Al principio creía que era imbécil y que por eso no saludaba cuando me lo encontraba en el portal, la escalera o el ascensor. Yo entonces insistía para que se diera por aludido y ni por esas; siempre se escabullía o miraba hacia el otro lado para hacerse el longuis y evitar devolverme el saludo.
Pero oye, no me di por vencido porque creo que todo el mundo merece una oportunidad o varias; siquiera ya sea sólo por el dicho de que "no desees a tu prójimo lo que no desees para". Sí, puro pragmatismo.
De modo que un día coincidí con él en el ascensor y ahí ya no le dejé escapatoria. Lo traté como si lo conociera de toda la vida acribillándolo a observaciones intrascendentes sobre el tiempo y preguntas indiscretas sobre su presente más inmediato, quiero decir, si iba o venía, si había tenido buena o mala mañana, qué tal esas deposiciones. Y claro, al principio lo notaba incómodo, mucho, como si el hecho de que le estuviera prácticamente obligando a mantener una conversación conmigo fuera equiparable a una colonoscopia, que viene a ser, para los de la ESO, dejar que te metan un tubo por el culo para hurgarte por dentro. Pero, hete ahí que enseguida derivé la conversación hacia el chucho que le suele acompañar, un bichejo peludo más feo que Picio, pulgoso se les decía antes, de esos que los ves acercarse de lejos y lo primero que te viene a la cabeza suele ser: "¡contente, contente, no le sueltes una patada que igual no tiene pulgas, no!", preguntándole por su edad, raza, carácter y todas esas insustancialidades al uso, y, oye, le cambió el semblante de golpe, se le iluminó más bien.
Y de ese modo supe que ese can esmirriado y feo como un demonio no era un cachorro a pesar de su tamaño, sino una perra que ya estaba más bien en edad de vestir santos, que no tenía pedigrí alguno sino que era el resultado de mil cruces de chuchos callejeros, momento en el que sólo se me ocurre soltarle, porque soy un puto bocazas que no es capaz de aguantarse una gracia: "¡Anda, pues como yo!"

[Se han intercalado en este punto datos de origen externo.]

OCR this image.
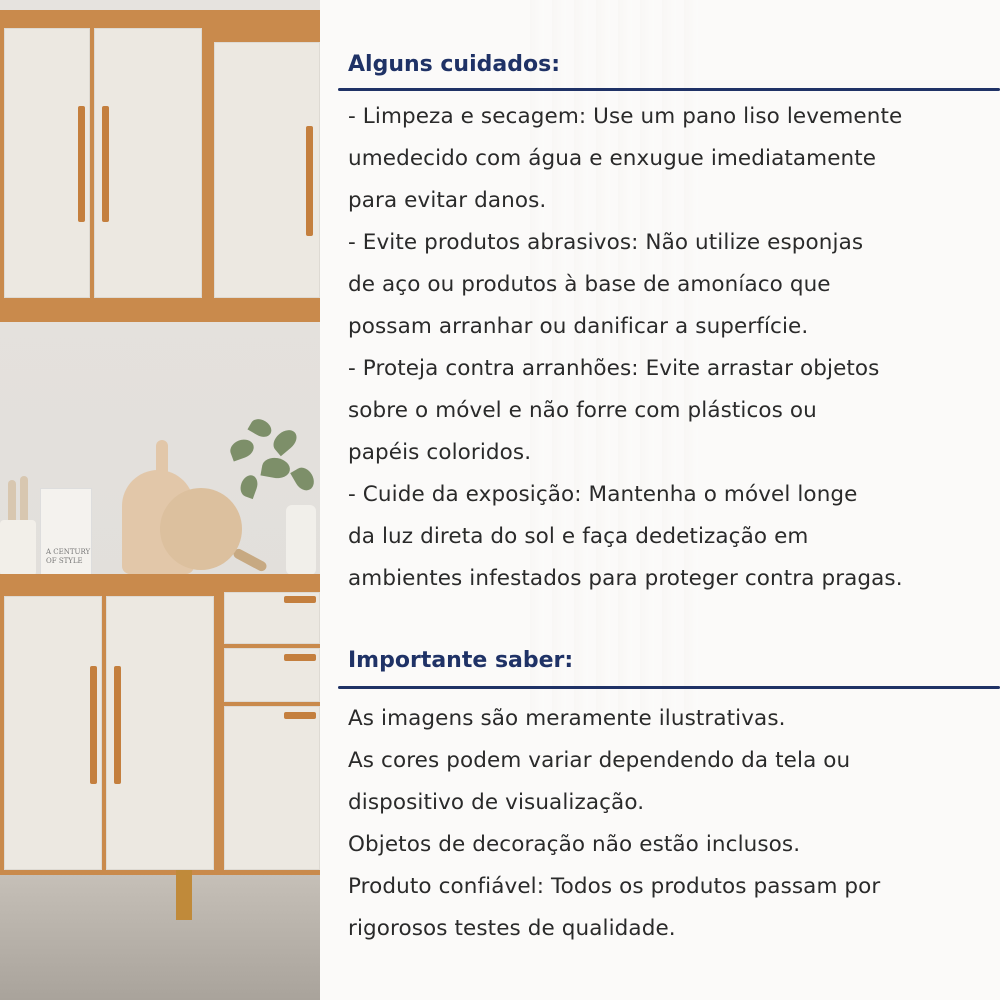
A CENTURY OF STYLE
Alguns cuidados:
- Limpeza e secagem: Use um pano liso levemente
umedecido com água e enxugue imediatamente
para evitar danos.
- Evite produtos abrasivos: Não utilize esponjas
de aço ou produtos à base de amoníaco que
possam arranhar ou danificar a superfície.
- Proteja contra arranhões: Evite arrastar objetos
sobre o móvel e não forre com plásticos ou
papéis coloridos.
- Cuide da exposição: Mantenha o móvel longe
da luz direta do sol e faça dedetização em
ambientes infestados para proteger contra pragas.
Importante saber:
As imagens são meramente ilustrativas.
As cores podem variar dependendo da tela ou
dispositivo de visualização.
Objetos de decoração não estão inclusos.
Produto confiável: Todos os produtos passam por
rigorosos testes de qualidade.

Y desde entonces un infierno. Porque parece que le debí caer en gracia al vecinito, y que, en efecto, su reticencia a devolver el saludo era sólo timidez. Pero claro, una vez roto el hielo, pues esto no hay quien lo aguante. Cada vez que lo veo me saluda todo efusivo y no duda en pararme para darme el parte de las vicisitudes, ya no de su rutina, sino de la de su chucho. Dicho de otro modo, de diez a un cuarto de hora de mi vida que me roba a diario cuando coincido con él, qué menos para tenerme al tanto de si ese día ha comido poco o mucho el puto chucho, la frecuencia con la que hizo sus necesidades el día anterior y si éstas eran más o menos sólidas según lo ingerido en los últimos días. Y eso cuando no me habla de la salud de sus padres, porque en realidad él ya no vive en el edificio, sino que viene a verlos varias veces al día con el perro.

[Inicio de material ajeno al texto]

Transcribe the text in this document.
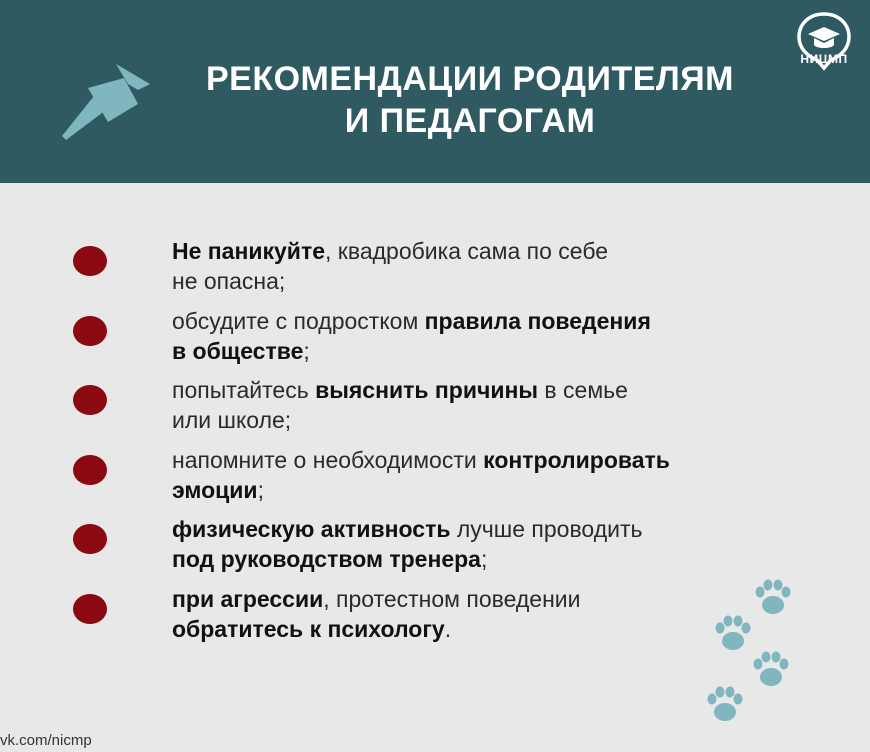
РЕКОМЕНДАЦИИ РОДИТЕЛЯМ
И ПЕДАГОГАМ
НИЦМП
Не паникуйте, квадробика сама по себе
не опасна;
обсудите с подростком правила поведения
в обществе;
попытайтесь выяснить причины в семье
или школе;
напомните о необходимости контролировать
эмоции;
физическую активность лучше проводить
под руководством тренера;
при агрессии, протестном поведении
обратитесь к психологу.
vk.com/nicmp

Estoy hasta los huevos. Como que estoy barajando la posibilidad de ser yo quien le retire el saludo, vamos, de convertirme yo en el vecino rancio y malencarado al que todo el mundo rehuye. Pero claro, entre que uno ha ido a colegio de pago -lo cual es una chorrada como un tempo, porque en realidad he ido al mismo que Javier Maroto y su colega Iñaki Oyarzabal, el alcalde de mi pueblo, unos cuantos etarras de esos que dicen históricos, el dueño del Sagartoki y otros muchos más impresentables, por lo que es obvio que la educación recibida no garantiza nada...- y así como tirando a buen tío, si bien procuro hacer todo lo que puedo para quitarme, pues oye, que no hay manera de recuperar el tiempo perdido, robado.